The name of the Opel/Vauxhall city car concept may have been drawn from Opel’s 1928 RAK2 prototype rocket powered car, but, with a tandem two-seater layout, it has more in common with the Renault Twizy electric two-seater and other 2011 Frankfurt Motor Show concepts such as the Audi urban concept or Volkswagen NILS.
The battery-electric concept is pitched at young drivers needing a stylish commuter vehicle. It has a claimed top speed of 75 mph (120 km/h) from the 37-kW electric motor, with a maximum range of around 60 mi (99 km) from the 5-kW·h lithium-ion battery pack, which has a claimed recharging time of 3 h.
Opel/Vauxhall claims that the vehicle can be completely free of greenhouse gas emissions because it could be recharged from a 500-W solar panel fitted to a garage roof, based on an average annual mileage of 6200 mi (10,000 km).

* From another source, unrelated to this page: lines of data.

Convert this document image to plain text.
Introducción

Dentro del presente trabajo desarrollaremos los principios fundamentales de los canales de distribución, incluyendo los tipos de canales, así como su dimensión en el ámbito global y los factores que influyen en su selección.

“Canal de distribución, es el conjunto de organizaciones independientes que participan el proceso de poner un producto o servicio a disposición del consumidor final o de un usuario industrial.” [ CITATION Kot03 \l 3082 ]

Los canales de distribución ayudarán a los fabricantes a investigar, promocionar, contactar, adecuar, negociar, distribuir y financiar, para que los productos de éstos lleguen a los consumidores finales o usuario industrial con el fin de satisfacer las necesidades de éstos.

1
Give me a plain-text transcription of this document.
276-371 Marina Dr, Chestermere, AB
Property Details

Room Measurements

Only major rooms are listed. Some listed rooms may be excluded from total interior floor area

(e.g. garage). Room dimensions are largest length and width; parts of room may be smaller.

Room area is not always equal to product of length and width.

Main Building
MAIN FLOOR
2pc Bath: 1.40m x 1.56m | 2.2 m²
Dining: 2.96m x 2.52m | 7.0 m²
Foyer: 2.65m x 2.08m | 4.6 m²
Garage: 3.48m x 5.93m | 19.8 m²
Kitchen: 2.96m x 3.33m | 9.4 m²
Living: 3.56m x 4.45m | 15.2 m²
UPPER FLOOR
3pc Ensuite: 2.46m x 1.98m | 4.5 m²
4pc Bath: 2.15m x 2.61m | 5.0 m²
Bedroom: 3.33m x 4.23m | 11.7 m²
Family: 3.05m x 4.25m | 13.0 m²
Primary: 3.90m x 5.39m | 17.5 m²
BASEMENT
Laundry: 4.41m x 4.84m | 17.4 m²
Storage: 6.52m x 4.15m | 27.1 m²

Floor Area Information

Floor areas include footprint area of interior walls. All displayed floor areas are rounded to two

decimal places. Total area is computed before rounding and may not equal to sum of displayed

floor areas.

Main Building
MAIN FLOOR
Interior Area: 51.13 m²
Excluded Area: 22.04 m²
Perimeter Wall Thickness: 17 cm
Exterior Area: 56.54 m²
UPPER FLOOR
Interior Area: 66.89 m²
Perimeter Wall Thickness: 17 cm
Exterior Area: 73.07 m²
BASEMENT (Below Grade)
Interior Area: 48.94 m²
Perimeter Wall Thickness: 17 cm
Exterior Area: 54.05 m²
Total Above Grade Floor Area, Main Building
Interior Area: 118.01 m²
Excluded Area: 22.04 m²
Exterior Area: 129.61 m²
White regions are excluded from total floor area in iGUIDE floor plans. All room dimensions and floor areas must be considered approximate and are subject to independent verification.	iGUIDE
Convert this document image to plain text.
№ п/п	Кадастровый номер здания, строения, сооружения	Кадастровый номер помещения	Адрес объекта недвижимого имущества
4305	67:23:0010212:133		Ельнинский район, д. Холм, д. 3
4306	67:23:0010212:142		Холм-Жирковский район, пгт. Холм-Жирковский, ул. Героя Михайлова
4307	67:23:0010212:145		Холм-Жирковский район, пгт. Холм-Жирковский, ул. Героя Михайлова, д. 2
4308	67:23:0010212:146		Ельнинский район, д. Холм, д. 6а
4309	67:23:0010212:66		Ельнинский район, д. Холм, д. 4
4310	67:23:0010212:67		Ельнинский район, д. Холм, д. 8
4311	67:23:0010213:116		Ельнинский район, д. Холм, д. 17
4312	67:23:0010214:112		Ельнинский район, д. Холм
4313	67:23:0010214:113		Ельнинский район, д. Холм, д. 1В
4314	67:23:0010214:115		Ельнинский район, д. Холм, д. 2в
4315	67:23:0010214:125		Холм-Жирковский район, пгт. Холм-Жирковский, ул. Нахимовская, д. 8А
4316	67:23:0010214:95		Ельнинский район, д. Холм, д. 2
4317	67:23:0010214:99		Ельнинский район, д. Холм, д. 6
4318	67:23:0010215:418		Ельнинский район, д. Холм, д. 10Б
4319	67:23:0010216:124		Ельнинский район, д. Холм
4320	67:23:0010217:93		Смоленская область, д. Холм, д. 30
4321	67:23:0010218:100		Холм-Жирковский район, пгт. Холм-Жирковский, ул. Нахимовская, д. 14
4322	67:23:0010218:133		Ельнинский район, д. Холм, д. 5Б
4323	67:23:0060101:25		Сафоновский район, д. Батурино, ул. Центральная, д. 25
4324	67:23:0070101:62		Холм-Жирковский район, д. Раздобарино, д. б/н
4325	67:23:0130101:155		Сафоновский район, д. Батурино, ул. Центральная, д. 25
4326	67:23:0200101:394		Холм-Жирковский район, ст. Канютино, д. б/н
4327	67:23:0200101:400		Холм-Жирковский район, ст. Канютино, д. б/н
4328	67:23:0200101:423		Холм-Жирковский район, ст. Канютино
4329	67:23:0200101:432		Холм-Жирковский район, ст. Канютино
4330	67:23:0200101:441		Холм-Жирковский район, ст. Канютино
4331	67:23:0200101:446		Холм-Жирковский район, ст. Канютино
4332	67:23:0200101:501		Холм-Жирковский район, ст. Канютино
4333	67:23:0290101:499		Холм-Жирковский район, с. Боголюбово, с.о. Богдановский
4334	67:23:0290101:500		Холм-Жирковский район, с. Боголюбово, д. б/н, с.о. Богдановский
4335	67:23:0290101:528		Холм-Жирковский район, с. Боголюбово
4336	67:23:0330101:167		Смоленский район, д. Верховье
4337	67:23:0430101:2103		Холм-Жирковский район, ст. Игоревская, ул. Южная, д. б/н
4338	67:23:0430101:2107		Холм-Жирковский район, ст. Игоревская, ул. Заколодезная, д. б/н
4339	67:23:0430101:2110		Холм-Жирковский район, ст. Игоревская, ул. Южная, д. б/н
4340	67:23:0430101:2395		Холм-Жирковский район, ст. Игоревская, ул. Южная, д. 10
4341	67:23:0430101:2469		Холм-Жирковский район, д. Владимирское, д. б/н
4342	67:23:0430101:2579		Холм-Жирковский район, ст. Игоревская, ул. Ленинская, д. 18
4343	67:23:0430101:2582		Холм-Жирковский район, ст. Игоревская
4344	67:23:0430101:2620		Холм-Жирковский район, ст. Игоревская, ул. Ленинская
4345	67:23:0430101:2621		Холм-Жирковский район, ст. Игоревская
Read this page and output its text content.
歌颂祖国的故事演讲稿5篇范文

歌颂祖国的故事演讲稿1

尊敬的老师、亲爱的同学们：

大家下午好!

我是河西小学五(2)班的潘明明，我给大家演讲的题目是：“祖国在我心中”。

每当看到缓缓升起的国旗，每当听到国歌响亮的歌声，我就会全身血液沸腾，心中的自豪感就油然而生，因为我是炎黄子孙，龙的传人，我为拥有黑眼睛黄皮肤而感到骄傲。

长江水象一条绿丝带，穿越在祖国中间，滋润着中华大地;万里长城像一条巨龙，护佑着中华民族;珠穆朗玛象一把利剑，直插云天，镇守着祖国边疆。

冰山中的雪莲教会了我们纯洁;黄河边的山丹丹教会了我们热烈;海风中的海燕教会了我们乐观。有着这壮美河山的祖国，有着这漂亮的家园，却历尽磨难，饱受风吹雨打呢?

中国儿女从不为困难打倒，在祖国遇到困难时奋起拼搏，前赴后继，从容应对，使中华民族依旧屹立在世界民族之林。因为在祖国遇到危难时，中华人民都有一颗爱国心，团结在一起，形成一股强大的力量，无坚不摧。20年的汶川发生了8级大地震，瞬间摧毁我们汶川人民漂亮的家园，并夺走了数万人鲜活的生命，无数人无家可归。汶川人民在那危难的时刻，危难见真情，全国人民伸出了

“There is an electric motor underneath the second seat and it drives the rear differential via a cardan drive,” said Dr. Stephan Gloger, the project leader for the RAKe concept, The choice of rear-wheel drive in such a small vehicle was determined because the designers thought it could be run easily with one motor, reckoned Gloger. “You have the possibility to have a 50/50 front-to-rear axle weight distribution by positioning the batteries in the right way. And we wanted this wider track at the front, enabling a very good turning circle and all that is easier with rear-wheel drive.”
The batteries are positioned low under the seats to keep the center of gravity low. “There are other solutions that we are also investigating due to the different forms of battery cells that are around,” said Gloger. “Finally we want to use the same battery cells as in the Ampera as that helps us to reduce costs.”
Opel/Vauxhall quotes a mass of 380 kg (838 lb) for the RAKe, which is around 3 m (9.8 ft) long and 119 cm (46.9 in) tall. The chassis layout uses a motorcycle-style rear swing arm between the rear wheels and a double wishbone suspension system at the front.
The inspiration for the tandem seating layout and powered tilting cockpit canopy was a glider or sailplane. “The seat is fixed as in a glider and the pedals and the steering wheel move; the driving feel is very similar to gliding,” said Gloger.
High-strength steel has been used for most of the car’s structure, “We developed that to have a very stiff and stabilized passenger cell like in a conventional car body,” continued Gloger. “It’s a steel spaceframe and the outer panels are made from recyclable plastics.”